Итак, “если, - как сказал преемник Рабина Шимон Перес на открытии надгробия Рабину на горе Герцля в Иерусалиме, - почти весь Израиль теперь является частью семьи Рабина”, то Муки - один из любимых сыновей в этой семье.
Отпрыск семьи первопроходцев сионистского движения в начале двадцатого века, солдат, ставший гражданским лицом, для которого дела важнее слов, человек, который провел почти двадцать пять лет в борьбе с терроризмом, но оставался неизменным в своей вере в то, что единственный путь к миру с арабами - это разделить Землю Израиля, Муки Бецер принадлежит к поколению, которое выросло с верой в то, за что выступал Рабин: сильную оборону во имя прочного мира.
Первый вопрос, который я задал Муки, когда мы наконец встретились лицом к лицу, был “Годами ты хранил молчание. Почему ты хочешь рассказать свою историю сейчас?” За исключением двух интервью вскоре после увольнения из Армии Обороны Израиля в 1986 году, он воздерживался от выступлений в средствах массовой информации, несмотря на сотни просьб на протяжении многих лет. Его решение работать над своей автобиографией было неожиданностью — думаю, даже для него самого.
“Мир приближается”, - сказал он мне в тот жаркий августовский день 1993 года, прежде чем кто—либо из нас — или весь мир - узнал, что через несколько недель Рабин и Арафат объявят, что время кровопролития закончилось. Тем не менее, было ясно, что правительство Рабина-Переса было решительно настроено продвигать мирный процесс вперед.
“Это наш единственный выбор — потому что теперь мы достаточно сильны, чтобы это произошло. Реальность изменилась. Пала Берлинская стена; началась война в Персидском заливе. Арабский мир изменился. Мы тоже.
“Если бы мы не пытались заключить мир, как бы мы могли смотреть в глаза следующему поколению, когда они спросят, за что они сражаются. И если мирный процесс не сработает, то, по крайней мере, мы можем заглянуть в наши собственные сердца и знать, что мы пытались.
“Следующему поколению важно знать, что все это время мы боролись за мир. Мои друзья говорят, что у меня нет выбора, кроме как рассказать свою историю, чтобы следующее поколение знало то, что знаю я и что знали все мои товарищи в армии — что когда мы сражались, мы сражались за мир ”.
Однажды я попросил Муки показать мне значок Сайерет Маткаль, который ему подарили, когда он впервые присоединился к Подразделению.
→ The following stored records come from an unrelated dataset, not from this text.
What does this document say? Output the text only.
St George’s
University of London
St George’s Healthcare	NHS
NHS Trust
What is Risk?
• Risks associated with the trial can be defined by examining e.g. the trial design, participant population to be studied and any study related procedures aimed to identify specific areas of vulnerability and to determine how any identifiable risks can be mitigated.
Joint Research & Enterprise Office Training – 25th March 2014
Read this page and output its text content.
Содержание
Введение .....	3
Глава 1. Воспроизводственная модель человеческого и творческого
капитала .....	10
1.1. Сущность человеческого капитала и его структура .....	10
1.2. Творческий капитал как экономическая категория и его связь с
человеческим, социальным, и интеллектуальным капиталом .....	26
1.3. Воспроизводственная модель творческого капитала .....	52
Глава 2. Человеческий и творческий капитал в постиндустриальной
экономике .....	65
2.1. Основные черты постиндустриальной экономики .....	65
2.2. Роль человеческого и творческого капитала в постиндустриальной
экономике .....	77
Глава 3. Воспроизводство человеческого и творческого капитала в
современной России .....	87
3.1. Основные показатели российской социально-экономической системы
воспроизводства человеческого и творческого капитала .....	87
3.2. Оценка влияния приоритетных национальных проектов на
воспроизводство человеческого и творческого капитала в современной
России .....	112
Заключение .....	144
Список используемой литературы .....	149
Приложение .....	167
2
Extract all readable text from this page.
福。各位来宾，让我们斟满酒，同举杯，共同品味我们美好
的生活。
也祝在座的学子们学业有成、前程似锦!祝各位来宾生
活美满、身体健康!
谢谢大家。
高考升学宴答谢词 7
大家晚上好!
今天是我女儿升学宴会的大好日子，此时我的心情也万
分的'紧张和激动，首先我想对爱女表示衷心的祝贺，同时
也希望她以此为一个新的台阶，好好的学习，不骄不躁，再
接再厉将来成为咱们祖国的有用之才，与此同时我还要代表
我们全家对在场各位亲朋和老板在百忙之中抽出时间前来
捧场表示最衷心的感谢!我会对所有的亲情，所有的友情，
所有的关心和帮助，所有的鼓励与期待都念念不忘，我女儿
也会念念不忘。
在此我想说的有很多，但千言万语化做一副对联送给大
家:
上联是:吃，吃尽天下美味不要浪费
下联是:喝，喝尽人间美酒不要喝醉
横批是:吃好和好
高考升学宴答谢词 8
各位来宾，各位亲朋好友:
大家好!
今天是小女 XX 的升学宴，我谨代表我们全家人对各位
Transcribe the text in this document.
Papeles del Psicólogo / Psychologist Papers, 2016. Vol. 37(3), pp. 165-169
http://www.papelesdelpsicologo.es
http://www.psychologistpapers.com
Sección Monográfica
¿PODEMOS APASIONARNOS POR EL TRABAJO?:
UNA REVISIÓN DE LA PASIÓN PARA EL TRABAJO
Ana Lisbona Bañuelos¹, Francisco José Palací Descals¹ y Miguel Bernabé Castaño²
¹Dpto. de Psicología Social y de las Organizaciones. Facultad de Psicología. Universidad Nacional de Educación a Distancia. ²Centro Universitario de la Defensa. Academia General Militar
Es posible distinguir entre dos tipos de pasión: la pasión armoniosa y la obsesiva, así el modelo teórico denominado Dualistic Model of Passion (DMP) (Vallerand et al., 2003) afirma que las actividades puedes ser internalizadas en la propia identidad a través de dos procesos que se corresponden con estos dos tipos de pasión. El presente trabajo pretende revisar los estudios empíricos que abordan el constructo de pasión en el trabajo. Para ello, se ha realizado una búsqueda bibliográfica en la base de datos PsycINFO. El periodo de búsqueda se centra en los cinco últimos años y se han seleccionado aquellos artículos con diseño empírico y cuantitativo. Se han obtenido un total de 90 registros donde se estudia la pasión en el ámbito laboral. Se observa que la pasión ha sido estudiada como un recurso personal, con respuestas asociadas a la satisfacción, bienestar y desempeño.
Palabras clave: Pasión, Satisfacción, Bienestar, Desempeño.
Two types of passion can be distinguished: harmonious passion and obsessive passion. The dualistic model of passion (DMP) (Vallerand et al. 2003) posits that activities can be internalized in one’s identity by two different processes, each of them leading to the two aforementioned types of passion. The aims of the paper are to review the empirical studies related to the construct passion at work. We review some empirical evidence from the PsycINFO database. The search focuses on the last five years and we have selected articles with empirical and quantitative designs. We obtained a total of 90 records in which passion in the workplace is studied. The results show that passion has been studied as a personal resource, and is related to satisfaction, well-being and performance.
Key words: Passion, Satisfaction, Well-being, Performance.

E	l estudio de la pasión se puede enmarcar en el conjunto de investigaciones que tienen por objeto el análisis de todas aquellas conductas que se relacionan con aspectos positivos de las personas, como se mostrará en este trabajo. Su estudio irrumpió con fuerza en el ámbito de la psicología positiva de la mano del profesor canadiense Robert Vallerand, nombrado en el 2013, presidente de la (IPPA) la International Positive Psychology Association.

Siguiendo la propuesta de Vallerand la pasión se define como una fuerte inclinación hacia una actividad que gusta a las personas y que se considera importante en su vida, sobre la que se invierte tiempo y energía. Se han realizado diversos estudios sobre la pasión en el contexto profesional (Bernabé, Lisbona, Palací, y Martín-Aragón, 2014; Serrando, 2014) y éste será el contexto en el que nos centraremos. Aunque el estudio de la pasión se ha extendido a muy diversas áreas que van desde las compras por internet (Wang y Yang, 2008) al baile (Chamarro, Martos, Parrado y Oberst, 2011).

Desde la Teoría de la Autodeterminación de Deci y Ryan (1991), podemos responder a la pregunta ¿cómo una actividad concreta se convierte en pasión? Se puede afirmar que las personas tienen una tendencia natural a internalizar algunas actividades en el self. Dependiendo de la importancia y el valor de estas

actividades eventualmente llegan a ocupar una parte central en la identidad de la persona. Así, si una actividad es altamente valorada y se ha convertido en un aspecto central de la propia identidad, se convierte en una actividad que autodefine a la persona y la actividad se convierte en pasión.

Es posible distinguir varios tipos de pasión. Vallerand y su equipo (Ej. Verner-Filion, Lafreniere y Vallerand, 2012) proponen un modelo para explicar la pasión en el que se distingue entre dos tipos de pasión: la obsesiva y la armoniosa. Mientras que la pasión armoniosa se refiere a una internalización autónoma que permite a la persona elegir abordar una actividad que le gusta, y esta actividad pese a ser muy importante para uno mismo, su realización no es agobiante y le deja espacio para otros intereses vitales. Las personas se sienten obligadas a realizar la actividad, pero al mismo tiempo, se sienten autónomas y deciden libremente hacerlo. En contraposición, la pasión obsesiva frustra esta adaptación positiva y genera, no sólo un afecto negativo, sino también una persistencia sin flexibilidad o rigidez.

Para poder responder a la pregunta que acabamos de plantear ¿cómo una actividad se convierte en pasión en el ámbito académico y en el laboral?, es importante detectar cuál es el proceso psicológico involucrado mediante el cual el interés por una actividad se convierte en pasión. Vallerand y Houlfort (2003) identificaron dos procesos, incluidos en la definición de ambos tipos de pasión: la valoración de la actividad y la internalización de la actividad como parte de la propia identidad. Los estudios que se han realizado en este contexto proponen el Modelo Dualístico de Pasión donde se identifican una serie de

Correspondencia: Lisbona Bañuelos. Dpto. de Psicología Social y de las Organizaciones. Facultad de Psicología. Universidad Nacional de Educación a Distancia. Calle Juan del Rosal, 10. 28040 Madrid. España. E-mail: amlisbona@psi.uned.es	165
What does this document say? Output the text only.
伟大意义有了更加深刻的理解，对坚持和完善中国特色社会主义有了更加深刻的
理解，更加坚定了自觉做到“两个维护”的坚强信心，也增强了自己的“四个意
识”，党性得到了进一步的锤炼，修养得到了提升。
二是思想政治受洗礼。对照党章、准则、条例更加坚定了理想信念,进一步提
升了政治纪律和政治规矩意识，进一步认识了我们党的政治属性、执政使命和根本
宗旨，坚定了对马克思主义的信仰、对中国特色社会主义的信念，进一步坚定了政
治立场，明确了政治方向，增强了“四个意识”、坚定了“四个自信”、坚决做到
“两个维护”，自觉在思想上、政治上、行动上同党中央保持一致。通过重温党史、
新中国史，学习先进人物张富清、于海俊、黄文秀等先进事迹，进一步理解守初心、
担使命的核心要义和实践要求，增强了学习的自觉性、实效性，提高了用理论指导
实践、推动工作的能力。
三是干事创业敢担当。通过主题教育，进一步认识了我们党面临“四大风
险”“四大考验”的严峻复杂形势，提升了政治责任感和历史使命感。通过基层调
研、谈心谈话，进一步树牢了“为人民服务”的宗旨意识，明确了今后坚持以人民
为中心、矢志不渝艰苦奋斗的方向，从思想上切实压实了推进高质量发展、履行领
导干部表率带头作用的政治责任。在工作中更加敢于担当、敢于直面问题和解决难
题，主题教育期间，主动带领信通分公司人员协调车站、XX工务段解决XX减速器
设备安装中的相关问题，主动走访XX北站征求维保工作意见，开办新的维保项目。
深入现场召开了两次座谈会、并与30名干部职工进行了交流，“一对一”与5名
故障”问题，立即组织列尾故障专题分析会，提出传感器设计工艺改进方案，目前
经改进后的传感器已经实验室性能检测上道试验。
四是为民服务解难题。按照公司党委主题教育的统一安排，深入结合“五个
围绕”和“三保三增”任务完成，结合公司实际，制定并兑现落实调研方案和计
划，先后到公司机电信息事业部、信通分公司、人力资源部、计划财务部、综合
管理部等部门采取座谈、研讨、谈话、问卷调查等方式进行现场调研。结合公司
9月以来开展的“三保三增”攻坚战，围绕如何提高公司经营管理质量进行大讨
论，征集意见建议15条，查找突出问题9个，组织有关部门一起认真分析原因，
Он обещал поискать его, но так и не нашел. Медали его никогда не интересовали.
Но в рамке и висит в гостиной его дома личное приглашение, которое он получил через курьера из офиса тогдашнего премьер-министра Ицхака Рабина, посетить церемонии в пустыне Арава, где Израиль и Иордания провозгласили мир между двумя странами.
В конце концов, эта церемония была еще одним замкнутым кругом в жизни Муки — она состоялась почти в двух шагах от того места, куда в 1968 году Муки отправился на разведку в рамках подготовки к первому полномасштабному сражению против ООП, в Караме, месте, где он был ранен так тяжело, что думал, что уже мертв.
Таким образом, это не только история секретного солдата. Это история тайного голубя, для которого мир, а не бой, был целью его военной службы в том, что популярная пресса иногда называет “острием копья ЦАХАЛа”. И как таковой, я считаю, что это вдохновляющая история о мужестве и человечности, которая простирается далеко за пределы Ближнего Востока.
Robert Rosenberg
Тель-Авив, ноябрь 1995
ПОБЕЖДАЮЩЕГО СТРАХ
Однажды вечером, незадолго до моего восьмого дня рождения, мой отец отправил меня после ужина выключить оросительные системы, поливающие поля за нашим домом. Гордый тем, что получил эту работу, которая означала пеший переход на дальний конец поля за нашим домом в долине Изреель, я быстро пробежал мимо знакомых теней маленького коровника, загона, где мы держали нашу лошадь, и курятника, до края поля.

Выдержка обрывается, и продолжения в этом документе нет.